NBA History of Science Seminar: Michel Janssen
Michel Janssen (University of Minnesota/University of Bonn), “Arch and Scaffold: Constructing Quantum Mechanics”
Abstract: I give a brief overview of the development of quantum theory from Planck's work on black-body radiation around 1900 to von Neumann's introduction of Hilbert space in 1927. This overview is based on Constructing Quantum Mechanics (Oxford, 2019/2023), a book in two volumes, co-authored with Tony Duncan, on the genesis of quantum mechanics. The subtitles of these volumes are The Scaffold: 1900–1923 and The Arch: 1923–1927. As these subtitles suggest, we see the transition from the old quantum theory of Bohr, Sommerfeld and others to the new quantum theory of Heisenberg, Schrödinger and others not as demolishing the old building and erecting a new one on its ruins but as using parts of the old building as the scaffold to build the arch of the new one.
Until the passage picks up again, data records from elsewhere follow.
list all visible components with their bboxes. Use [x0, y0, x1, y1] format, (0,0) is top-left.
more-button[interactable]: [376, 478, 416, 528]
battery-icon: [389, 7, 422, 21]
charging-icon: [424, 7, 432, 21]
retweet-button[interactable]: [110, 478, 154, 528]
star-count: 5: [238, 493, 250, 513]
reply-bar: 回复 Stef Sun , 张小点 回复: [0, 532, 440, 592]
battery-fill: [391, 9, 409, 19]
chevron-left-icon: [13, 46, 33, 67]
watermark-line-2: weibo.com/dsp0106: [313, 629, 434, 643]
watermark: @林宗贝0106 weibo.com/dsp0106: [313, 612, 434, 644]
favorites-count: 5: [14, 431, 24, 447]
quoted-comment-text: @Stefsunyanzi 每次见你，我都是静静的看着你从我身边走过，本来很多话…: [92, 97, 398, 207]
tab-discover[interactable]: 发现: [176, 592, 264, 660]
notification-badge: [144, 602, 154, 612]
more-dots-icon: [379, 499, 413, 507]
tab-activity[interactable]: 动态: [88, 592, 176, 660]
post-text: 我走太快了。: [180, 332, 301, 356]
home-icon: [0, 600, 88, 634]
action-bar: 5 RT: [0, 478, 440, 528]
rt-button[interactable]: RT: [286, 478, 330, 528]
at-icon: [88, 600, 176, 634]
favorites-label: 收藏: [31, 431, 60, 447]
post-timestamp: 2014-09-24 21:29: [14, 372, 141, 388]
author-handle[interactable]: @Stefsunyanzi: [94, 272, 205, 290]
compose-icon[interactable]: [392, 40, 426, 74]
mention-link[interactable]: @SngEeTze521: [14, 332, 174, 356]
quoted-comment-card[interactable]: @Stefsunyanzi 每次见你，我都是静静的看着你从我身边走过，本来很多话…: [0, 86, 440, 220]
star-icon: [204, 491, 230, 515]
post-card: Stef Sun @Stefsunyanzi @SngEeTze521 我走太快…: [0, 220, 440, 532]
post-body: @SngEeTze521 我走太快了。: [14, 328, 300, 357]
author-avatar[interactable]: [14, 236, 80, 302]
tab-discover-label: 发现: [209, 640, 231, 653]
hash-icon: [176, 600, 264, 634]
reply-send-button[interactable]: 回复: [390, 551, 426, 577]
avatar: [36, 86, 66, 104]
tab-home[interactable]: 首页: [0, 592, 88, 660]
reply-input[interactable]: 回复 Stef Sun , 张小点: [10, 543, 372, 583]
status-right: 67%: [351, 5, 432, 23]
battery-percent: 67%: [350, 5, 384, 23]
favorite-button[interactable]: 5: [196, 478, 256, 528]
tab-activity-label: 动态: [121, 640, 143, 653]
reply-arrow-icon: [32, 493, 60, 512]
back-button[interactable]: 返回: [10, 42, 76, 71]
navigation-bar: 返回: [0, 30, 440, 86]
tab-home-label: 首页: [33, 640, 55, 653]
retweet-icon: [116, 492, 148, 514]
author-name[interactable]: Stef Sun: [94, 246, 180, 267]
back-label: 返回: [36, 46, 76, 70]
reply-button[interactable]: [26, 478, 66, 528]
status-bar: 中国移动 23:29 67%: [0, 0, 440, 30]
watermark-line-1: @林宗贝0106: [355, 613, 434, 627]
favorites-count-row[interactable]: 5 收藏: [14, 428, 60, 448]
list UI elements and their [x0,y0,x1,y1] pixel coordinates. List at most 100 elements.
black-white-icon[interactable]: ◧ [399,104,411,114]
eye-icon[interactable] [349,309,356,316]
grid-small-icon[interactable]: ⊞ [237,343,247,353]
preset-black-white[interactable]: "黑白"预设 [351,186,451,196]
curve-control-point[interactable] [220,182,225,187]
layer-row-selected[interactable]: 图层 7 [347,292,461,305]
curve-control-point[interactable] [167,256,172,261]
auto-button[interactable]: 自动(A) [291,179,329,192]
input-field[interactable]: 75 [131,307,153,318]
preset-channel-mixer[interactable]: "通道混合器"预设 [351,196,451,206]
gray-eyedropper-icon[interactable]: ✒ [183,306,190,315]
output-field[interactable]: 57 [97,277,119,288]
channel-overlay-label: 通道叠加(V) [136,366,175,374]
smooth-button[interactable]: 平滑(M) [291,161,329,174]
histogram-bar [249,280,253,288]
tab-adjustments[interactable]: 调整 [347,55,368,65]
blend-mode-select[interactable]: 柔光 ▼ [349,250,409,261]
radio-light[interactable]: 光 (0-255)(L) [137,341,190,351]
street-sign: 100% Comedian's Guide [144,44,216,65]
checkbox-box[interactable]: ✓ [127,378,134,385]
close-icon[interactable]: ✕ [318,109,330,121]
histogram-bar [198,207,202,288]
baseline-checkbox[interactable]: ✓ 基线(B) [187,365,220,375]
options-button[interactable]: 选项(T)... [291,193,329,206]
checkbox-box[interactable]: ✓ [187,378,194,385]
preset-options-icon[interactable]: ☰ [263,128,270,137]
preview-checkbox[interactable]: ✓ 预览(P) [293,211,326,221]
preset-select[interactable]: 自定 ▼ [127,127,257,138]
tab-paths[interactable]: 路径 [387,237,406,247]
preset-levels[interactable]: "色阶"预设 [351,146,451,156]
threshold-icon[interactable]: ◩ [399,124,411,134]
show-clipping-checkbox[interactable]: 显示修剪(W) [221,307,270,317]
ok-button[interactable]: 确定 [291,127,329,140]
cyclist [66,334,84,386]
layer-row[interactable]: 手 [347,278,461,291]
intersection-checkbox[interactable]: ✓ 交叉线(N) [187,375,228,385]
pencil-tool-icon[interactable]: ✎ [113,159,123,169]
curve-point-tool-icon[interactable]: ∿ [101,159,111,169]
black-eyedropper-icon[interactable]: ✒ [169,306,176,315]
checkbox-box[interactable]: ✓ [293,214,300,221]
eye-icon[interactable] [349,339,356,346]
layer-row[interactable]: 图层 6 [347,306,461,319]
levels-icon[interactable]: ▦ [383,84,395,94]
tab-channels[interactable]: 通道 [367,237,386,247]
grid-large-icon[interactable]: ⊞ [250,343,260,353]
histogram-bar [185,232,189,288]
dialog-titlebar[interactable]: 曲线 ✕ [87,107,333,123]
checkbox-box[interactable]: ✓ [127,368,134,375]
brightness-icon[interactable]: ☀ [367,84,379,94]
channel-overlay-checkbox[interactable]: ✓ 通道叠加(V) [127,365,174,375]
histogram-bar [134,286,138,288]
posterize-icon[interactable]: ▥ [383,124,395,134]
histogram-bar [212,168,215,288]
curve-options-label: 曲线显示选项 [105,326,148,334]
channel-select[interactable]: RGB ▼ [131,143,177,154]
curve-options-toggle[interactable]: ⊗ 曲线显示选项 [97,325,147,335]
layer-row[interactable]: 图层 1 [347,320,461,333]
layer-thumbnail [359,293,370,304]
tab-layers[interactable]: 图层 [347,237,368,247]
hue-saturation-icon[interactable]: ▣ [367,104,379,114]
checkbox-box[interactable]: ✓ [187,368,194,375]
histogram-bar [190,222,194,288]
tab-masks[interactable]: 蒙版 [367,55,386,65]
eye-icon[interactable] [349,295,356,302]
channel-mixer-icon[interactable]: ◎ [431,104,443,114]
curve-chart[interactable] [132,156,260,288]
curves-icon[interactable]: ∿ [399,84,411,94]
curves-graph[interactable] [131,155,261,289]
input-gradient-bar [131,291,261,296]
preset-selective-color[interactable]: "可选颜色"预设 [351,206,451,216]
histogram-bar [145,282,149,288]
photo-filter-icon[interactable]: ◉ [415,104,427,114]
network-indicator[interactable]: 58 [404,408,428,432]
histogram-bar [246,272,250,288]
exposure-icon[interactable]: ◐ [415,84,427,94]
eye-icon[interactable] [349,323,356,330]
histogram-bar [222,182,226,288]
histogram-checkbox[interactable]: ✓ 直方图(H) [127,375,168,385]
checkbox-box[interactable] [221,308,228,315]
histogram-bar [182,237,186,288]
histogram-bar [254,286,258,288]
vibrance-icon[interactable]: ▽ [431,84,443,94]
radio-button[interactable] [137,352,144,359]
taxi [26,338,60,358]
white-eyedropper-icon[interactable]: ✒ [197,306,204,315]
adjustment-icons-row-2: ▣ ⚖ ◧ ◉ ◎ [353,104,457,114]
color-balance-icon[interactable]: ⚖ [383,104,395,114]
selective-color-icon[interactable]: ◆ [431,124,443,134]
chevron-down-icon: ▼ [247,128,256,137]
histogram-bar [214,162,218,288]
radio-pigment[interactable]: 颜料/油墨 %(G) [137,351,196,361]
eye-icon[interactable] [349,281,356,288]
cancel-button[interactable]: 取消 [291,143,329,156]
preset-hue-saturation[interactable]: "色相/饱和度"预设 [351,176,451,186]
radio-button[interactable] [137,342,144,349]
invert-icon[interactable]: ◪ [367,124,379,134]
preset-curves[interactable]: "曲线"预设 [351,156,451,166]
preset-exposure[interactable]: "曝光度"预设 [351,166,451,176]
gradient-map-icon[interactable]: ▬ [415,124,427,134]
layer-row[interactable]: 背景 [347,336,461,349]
Michel Janssen studied physics at the Universiteit van Amsterdam, his hometown, and obtained a PhD in the History and Philosophy of Science from the University of Pittsburgh. He then worked for several years as an editor on the Einstein Papers Project and has now for many years been a professor for history of science at the University of Minnesota. Currently, he is also a visiting scholar at the Lichtenberg Group for History and Philosophy of Physics, University of Bonn. His research focuses on the genesis of relativity and quantum theory in the early 20th century. Together with Anthony Duncan, he has recently published the second of two volumes of “Constructing Quantum Mechanics” with Oxford University Press, an authoritative account on how quantum mechanics came about in the first quarter of the twentieth century.